AK Parti Döneminde Büyük Başarılar Sağlandı
AK Parti’nin 23 yıllık iktidarı, dünya siyaset tarihinde bir rekor olarak öne çıkıyor. Bu uzun süreçte Türkiye’nin birçok alanda ciddi gelişmeler kaydettiğini kimse inkar edemez. Eğitimden sağlığa, ulaşımdan teknolojiye kadar birçok konuda olumlu adımlar atıldı. Ancak bu uzun süreli iktidarın doğal bir sonucu olarak eleştiriler de birikmiş durumda.
“Hem Ağlarım Hem Giderim” Misali: AK Parti Eleştiriliyor Ama Seçimlerde Yine Tercih Ediliyor
Vatandaşlar, ekonomik zorluklar ve hayat pahalılığından şikayet etse de, yine de AK Parti ve Cumhurbaşkanımıza büyük bir sevgi ve bağlılık duyuyorlar. “Hem ağlarım hem giderim” misali, dert yananlar, şikayet edenler, eleştirilerini sıralayanlar, yine de AK Parti’yi tercih ediyor. Yarın bir seçim olsa, eleştiriler getirenlerin büyük bir kısmı yine AK Parti’ye oy vereceğini söylüyorlar zaten. Bu durum, muhalefet partilerinin neden halkın gönlünde yeterince yer edinemediği sorusunu gündeme getiriyor.

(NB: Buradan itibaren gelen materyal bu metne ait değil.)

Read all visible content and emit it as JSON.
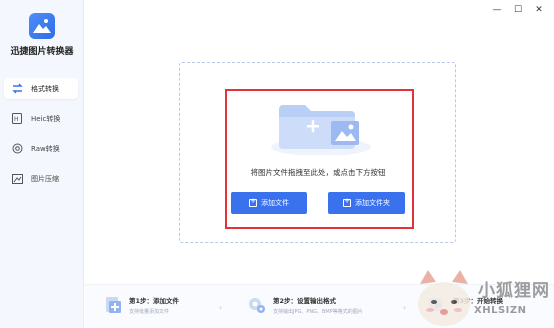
{
  "app": {
    "title": "迅捷图片转换器"
  },
  "window": {
    "minimize": "—",
    "maximize": "☐",
    "close": "✕"
  },
  "sidebar": {
    "items": [
      {
        "label": "格式转换",
        "icon": "format-convert-icon",
        "active": true
      },
      {
        "label": "Heic转换",
        "icon": "heic-icon",
        "active": false
      },
      {
        "label": "Raw转换",
        "icon": "raw-icon",
        "active": false
      },
      {
        "label": "图片压缩",
        "icon": "image-compress-icon",
        "active": false
      }
    ]
  },
  "main": {
    "prompt": "将图片文件拖拽至此处，或点击下方按钮",
    "add_file_label": "添加文件",
    "add_folder_label": "添加文件夹"
  },
  "steps": [
    {
      "title": "第1步：添加文件",
      "desc": "支持批量添加文件"
    },
    {
      "title": "第2步：设置输出格式",
      "desc": "支持输出JPG、PNG、BMP等格式的图片"
    },
    {
      "title": "第3步：开始转换",
      "desc": ""
    }
  ],
  "watermark": {
    "text": "小狐狸网",
    "sub": "XHLSIZN"
  },
  "colors": {
    "accent": "#3a72ee",
    "highlight": "#e0333a",
    "sidebar_bg": "#f4f7fd"
  }
}
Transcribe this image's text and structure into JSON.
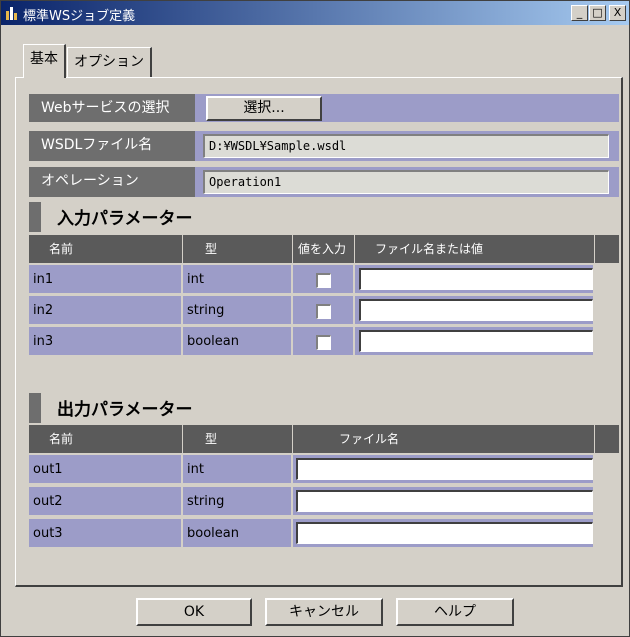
{
  "window": {
    "title": "標準WSジョブ定義",
    "minimize": "_",
    "maximize": "□",
    "close": "X"
  },
  "tabs": [
    {
      "label": "基本",
      "active": true
    },
    {
      "label": "オプション",
      "active": false
    }
  ],
  "basic": {
    "web_service_label": "Webサービスの選択",
    "select_button": "選択...",
    "wsdl_label": "WSDLファイル名",
    "wsdl_value": "D:¥WSDL¥Sample.wsdl",
    "operation_label": "オペレーション",
    "operation_value": "Operation1"
  },
  "input_params": {
    "title": "入力パラメーター",
    "columns": [
      "名前",
      "型",
      "値を入力",
      "ファイル名または値"
    ],
    "rows": [
      {
        "name": "in1",
        "type": "int",
        "checked": false,
        "value": ""
      },
      {
        "name": "in2",
        "type": "string",
        "checked": false,
        "value": ""
      },
      {
        "name": "in3",
        "type": "boolean",
        "checked": false,
        "value": ""
      }
    ]
  },
  "output_params": {
    "title": "出力パラメーター",
    "columns": [
      "名前",
      "型",
      "ファイル名"
    ],
    "rows": [
      {
        "name": "out1",
        "type": "int",
        "value": ""
      },
      {
        "name": "out2",
        "type": "string",
        "value": ""
      },
      {
        "name": "out3",
        "type": "boolean",
        "value": ""
      }
    ]
  },
  "footer": {
    "ok": "OK",
    "cancel": "キャンセル",
    "help": "ヘルプ"
  }
}
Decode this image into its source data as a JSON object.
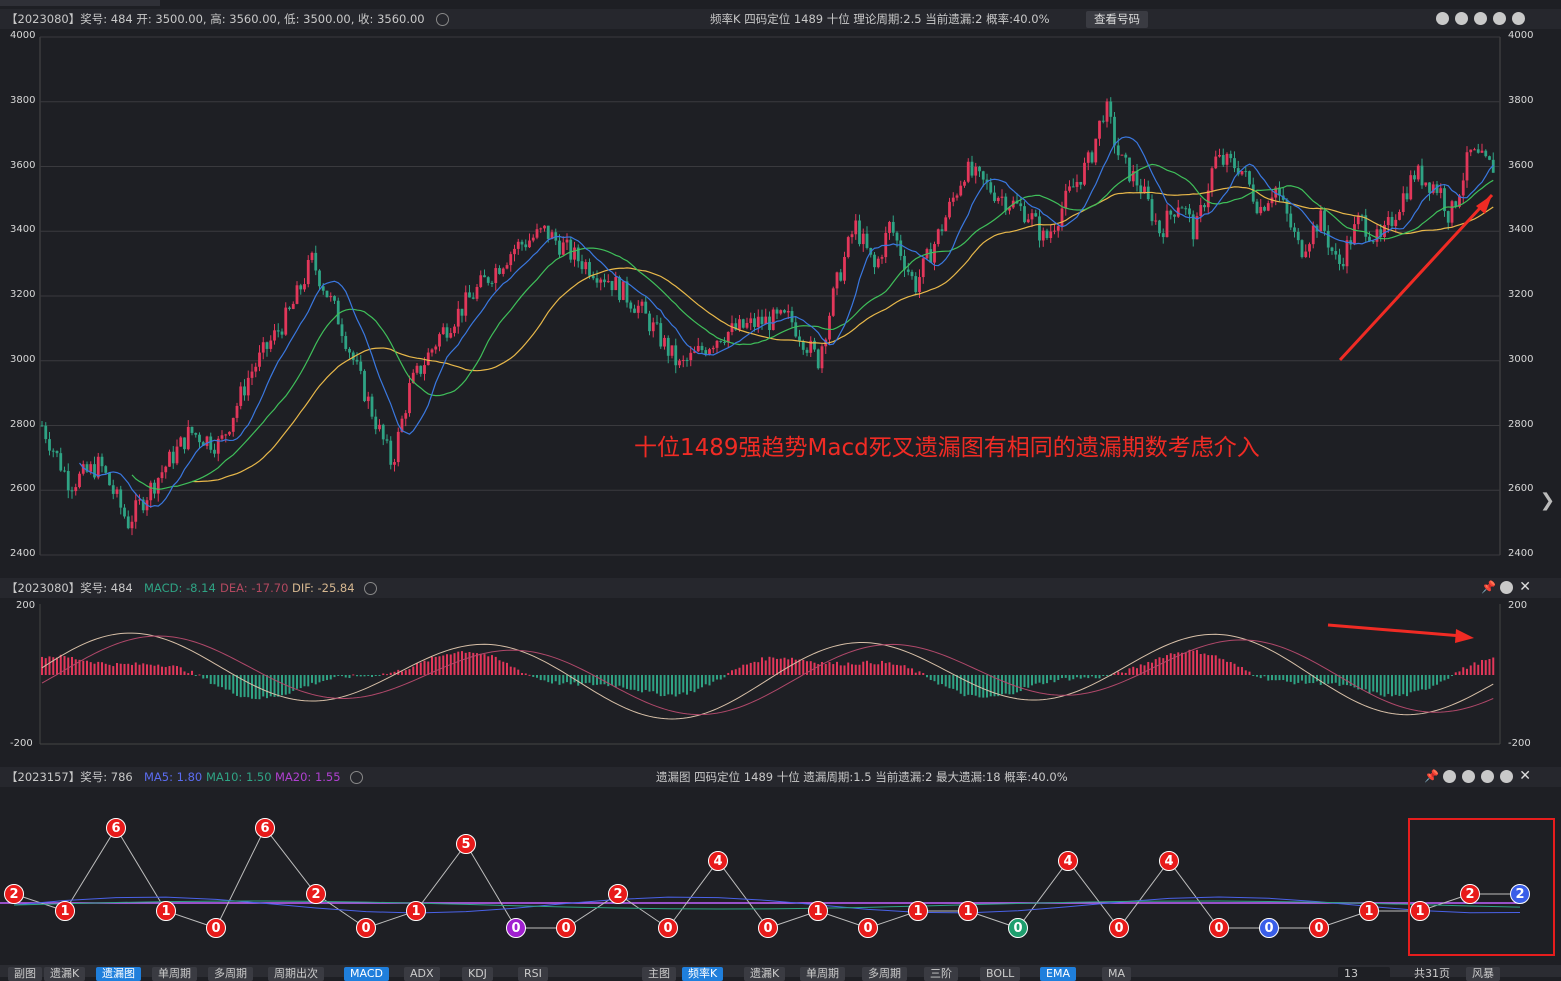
{
  "top": {
    "info": "【2023080】奖号: 484  开: 3500.00, 高: 3560.00, 低: 3500.00, 收: 3560.00",
    "center": "频率K   四码定位   1489   十位   理论周期:2.5   当前遗漏:2   概率:40.0%",
    "button": "查看号码"
  },
  "main_axis": [
    "4000",
    "3800",
    "3600",
    "3400",
    "3200",
    "3000",
    "2800",
    "2600",
    "2400"
  ],
  "annotation": "十位1489强趋势Macd死叉遗漏图有相同的遗漏期数考虑介入",
  "macd": {
    "prefix": "【2023080】奖号: 484",
    "macd_label": "MACD: -8.14",
    "dea_label": "DEA: -17.70",
    "dif_label": "DIF: -25.84",
    "axis_top": "200",
    "axis_bottom": "-200"
  },
  "miss": {
    "prefix": "【2023157】奖号: 786",
    "ma5": "MA5: 1.80",
    "ma10": "MA10: 1.50",
    "ma20": "MA20: 1.55",
    "center": "遗漏图   四码定位   1489   十位   遗漏周期:1.5   当前遗漏:2   最大遗漏:18   概率:40.0%",
    "values": [
      "2",
      "1",
      "6",
      "1",
      "0",
      "6",
      "2",
      "0",
      "1",
      "5",
      "0",
      "0",
      "2",
      "0",
      "4",
      "0",
      "1",
      "0",
      "1",
      "1",
      "0",
      "4",
      "0",
      "4",
      "0",
      "0",
      "0",
      "1",
      "1",
      "2",
      "2"
    ]
  },
  "bottom_tabs": {
    "left": [
      "副图",
      "遗漏K",
      "遗漏图",
      "单周期",
      "多周期",
      "周期出次",
      "MACD",
      "ADX",
      "KDJ",
      "RSI"
    ],
    "right": [
      "主图",
      "频率K",
      "遗漏K",
      "单周期",
      "多周期",
      "三阶",
      "BOLL",
      "EMA",
      "MA"
    ],
    "page_value": "13",
    "page_total": "共31页",
    "fullscreen": "风暴"
  },
  "colors": {
    "up": "#e2375a",
    "down": "#2fa384",
    "ma_blue": "#3a78e0",
    "ma_green": "#3fbf5a",
    "ma_yellow": "#e8b84a",
    "annotation": "#f02b24"
  }
}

Ekonomik Zorluklar Eleştiriliyor, Ama Yine Çözüm AK Parti’de Görülüyor
Son yıllarda enflasyon, ekonomik zorluklar ve hayat pahalılığı vatandaşları zorluyor. Ancak, eleştiri yapan çevreler bile yine AK Parti’yi çözüm adresi olarak görüyor. Halk, “AK Parti bozduysa, AK Parti düzeltir” düşüncesini taşıyor ve muhalefet partilerine olan güvensizlik, AK Parti’ye yönelmeyi sürdürüyor.
Muhalefet Halkın Gönlüne Dokunamıyor
Muhalefet partilerinin yıllardır iktidar olamaması, aynı zamanda halkın gönlünde yeterince yer edinememesiyle de açıklanabilir. Muhalefet partilerinin liderleri ve kadroları, vatandaşlar tarafından yeterince güvenilir bulunmuyor. Halk, muhalefetin ülkeyi yönetecek vizyon, program ve çalışmalara sahip olmadığına inanıyor.
AK Parti’ye Yönelik Eleştiriler ve Muhalefetin Yetersizliği
Evet, AK Parti uzun yıllardır iktidarda olmanın getirdiği yıpranmayla karşı karşıya. İlk dönemlerdeki desteği azalmış olabilir, ancak muhalefet partilerine olan güvensizlik nedeniyle birçok vatandaş yine AK Parti’ye yöneliyor. “Muhalefet gelirse ülke batar” endişesi, halk arasında yaygın. Bu durum, muhalefetin kendi eksikliklerini ve halkla yeterince iletişim kuramadığını gösteriyor.
Sonuç: Tüm Yollar Yine AK Parti’ye Çıkıyor
Sonuç olarak, vatandaşlar ekonomik zorlukları, hayat pahalılığını ve çeşitli eleştirileri dile getiriyor olsa da, yine çözüm olarak AK Parti’yi görüyor. Muhalefet partilerinin bu durumu irdelemesi ve neden halkın güvenini kazanamadığını sorgulaması gerekiyor. Her ne kadar eleştiriler artsa da, halkın gözünde AK Parti hâlâ birinci parti konumunda ve seçimlerdeki güçlü varlığını sürdürüyor.